Mais si l'on regarde la face plus claire de tout cela, l'opiniâtreté de la diplomatie, en 2015, on a vu aboutir une solution dans le cadre de la crise sur le nucléaire iranien; on a vu la communauté internationale tout à coup entièrement d'accord sur l'agenda 2030, ce qui n'allait pas du tout de soi - certes 2030, c'est loin, on est toujours assez d'accord sur le long terme et on a beaucoup plus de peine à agir ensemble sur le court terme, mais quand même -; il y a eu l'accord sur le climat, et il y a les pourparlers sur la Syrie où l'on voit maintenant enfin arriver quelque chose.

En quoi consiste le plan actuel pour la Syrie?
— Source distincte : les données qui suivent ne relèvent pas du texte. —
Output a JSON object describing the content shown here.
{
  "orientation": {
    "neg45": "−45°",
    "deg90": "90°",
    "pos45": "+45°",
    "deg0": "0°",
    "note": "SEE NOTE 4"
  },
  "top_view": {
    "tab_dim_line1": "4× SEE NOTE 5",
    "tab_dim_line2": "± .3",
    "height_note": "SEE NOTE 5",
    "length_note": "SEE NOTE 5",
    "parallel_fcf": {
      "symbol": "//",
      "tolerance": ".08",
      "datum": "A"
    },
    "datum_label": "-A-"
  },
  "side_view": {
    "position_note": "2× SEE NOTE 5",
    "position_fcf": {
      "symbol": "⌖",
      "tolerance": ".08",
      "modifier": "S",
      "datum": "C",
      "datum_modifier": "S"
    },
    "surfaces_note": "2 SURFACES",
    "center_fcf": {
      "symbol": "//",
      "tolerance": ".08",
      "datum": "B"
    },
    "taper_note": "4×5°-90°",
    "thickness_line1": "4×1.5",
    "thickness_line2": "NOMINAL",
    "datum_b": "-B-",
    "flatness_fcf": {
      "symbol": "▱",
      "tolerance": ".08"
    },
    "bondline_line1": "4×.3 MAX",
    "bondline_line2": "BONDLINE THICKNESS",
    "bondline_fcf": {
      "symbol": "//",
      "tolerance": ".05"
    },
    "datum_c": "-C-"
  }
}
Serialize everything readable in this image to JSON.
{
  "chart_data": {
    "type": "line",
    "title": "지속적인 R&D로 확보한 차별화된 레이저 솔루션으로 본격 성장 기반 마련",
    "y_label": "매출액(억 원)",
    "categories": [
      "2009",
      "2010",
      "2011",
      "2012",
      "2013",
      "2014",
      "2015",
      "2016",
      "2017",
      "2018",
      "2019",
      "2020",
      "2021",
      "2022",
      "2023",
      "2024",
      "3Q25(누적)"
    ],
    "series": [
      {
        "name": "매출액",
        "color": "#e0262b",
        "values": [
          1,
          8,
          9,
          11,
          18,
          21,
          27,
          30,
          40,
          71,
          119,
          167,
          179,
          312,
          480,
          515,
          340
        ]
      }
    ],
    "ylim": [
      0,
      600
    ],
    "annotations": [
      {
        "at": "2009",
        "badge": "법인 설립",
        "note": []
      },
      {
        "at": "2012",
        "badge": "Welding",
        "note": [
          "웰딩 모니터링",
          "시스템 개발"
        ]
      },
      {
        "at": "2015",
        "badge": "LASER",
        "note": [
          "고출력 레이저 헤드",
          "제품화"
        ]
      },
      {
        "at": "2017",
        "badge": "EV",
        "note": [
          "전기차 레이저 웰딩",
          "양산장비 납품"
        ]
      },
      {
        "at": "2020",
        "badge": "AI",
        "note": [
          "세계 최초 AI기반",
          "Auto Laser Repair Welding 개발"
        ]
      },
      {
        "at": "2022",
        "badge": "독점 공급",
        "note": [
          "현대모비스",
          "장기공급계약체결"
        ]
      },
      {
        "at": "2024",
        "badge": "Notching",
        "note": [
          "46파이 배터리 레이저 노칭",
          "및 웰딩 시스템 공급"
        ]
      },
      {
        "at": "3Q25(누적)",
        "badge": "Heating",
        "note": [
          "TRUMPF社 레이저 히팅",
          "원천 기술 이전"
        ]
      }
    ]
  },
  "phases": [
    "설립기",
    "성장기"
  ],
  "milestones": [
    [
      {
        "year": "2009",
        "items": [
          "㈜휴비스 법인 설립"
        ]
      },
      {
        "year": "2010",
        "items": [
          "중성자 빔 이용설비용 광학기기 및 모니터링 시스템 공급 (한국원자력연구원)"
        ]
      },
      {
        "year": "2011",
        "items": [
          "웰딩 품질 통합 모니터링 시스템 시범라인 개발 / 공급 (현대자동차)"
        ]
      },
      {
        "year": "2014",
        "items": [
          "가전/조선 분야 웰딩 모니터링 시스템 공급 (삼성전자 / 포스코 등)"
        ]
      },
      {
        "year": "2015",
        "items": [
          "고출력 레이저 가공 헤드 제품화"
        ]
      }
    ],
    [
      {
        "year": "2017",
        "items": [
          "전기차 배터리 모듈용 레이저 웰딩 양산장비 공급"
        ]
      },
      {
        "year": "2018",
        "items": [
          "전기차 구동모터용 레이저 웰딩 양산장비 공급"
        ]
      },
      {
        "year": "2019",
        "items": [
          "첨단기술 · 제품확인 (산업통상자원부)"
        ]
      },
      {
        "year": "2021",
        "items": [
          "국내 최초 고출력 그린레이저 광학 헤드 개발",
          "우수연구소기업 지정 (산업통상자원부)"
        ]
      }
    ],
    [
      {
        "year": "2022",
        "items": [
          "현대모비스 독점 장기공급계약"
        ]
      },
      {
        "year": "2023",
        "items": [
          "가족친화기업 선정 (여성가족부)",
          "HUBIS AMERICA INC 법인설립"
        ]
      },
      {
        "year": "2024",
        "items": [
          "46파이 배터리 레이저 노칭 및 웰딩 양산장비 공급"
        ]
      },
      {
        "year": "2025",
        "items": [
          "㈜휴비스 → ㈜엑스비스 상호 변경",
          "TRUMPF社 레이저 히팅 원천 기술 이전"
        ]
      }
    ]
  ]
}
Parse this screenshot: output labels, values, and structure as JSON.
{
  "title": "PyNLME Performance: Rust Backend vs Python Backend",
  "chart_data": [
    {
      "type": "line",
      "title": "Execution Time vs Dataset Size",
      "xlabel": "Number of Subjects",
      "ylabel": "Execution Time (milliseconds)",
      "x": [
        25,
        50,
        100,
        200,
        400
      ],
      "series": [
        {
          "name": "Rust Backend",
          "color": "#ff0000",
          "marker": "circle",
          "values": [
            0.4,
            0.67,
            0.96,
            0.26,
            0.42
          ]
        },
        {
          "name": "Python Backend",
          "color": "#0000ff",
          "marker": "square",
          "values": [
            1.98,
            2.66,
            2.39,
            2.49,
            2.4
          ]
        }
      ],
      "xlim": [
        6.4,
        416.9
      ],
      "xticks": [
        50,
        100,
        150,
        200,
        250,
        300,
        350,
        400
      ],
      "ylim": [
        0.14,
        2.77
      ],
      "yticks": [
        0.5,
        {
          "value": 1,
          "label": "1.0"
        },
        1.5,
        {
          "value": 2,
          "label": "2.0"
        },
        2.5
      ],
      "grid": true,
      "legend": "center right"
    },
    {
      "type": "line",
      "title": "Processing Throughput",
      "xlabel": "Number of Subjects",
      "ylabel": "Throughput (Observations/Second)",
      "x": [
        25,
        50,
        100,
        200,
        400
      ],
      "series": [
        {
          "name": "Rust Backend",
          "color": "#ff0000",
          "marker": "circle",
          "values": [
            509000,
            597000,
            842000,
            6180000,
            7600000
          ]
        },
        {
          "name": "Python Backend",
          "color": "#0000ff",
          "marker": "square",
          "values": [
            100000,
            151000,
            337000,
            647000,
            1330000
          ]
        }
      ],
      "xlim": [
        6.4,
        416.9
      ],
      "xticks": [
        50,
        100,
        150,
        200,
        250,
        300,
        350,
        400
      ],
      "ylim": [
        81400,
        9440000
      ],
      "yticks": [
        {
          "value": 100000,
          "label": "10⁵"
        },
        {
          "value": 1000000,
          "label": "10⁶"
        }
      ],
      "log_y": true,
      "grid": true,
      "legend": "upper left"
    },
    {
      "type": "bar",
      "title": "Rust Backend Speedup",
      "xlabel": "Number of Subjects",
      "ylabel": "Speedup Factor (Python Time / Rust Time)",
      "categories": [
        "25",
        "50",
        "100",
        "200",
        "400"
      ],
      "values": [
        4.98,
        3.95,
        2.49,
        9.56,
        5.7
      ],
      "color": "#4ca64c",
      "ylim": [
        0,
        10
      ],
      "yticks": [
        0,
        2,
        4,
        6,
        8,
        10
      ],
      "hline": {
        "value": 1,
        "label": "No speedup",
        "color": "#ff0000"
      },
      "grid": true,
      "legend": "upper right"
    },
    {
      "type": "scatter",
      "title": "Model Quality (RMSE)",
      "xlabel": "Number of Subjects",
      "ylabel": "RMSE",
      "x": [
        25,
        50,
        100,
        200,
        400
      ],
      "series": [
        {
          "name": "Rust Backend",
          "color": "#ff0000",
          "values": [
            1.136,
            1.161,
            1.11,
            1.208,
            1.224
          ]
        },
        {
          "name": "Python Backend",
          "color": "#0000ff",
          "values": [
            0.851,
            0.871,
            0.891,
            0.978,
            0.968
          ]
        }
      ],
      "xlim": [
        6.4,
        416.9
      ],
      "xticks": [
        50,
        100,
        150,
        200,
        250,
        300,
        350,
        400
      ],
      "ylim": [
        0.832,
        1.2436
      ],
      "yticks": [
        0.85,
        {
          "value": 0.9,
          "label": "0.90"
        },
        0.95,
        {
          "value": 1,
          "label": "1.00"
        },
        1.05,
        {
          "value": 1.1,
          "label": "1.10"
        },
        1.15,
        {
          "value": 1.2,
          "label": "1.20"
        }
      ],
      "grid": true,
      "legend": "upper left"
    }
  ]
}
On a dit ne pas pouvoir cesser le feu sans que des efforts et des progrès ne soient d'abord faits sur le plan humanitaire. Il y a des endroits où les gens sont complètement assiégés et ne reçoivent plus aucune aide humanitaire depuis longtemps, donc il fallait faire progresser les choses. Ensuite, les groupes armés ont accepté, pour l'essentiel d'entre eux, le cessez-le-feu; c'était la deuxième étape. Et ce cessez-le-feu permet à présent de reprendre les discussions politiques à Genève.

Donc le plan de Staffan de Mistura, basé sur la résolution du Conseil de sécurité de l'ONU, que nous soutenons pleinement, réalisé avec des experts, et avec une série d'initiatives en arrière-plan, eh bien, ce plan a une chance. Est-ce que cela aboutira à nouveau à une victoire? ou à une victoire reportée? On pourra le dire après coup. J'ai l'impression qu'en Syrie on ne peut plus reporter les victoires, parce qu'il y a eu beaucoup trop de défaites et beaucoup trop de souffrances. C'est le moment maintenant pour la communauté internationale de vraiment passer l'épaule et de mettre fin à cette guerre. Parce que les conséquences sont terribles; les souffrances dans la région sont énormes mais les conséquences sont maintenant mondiales, et petit à petit on s'en rend compte.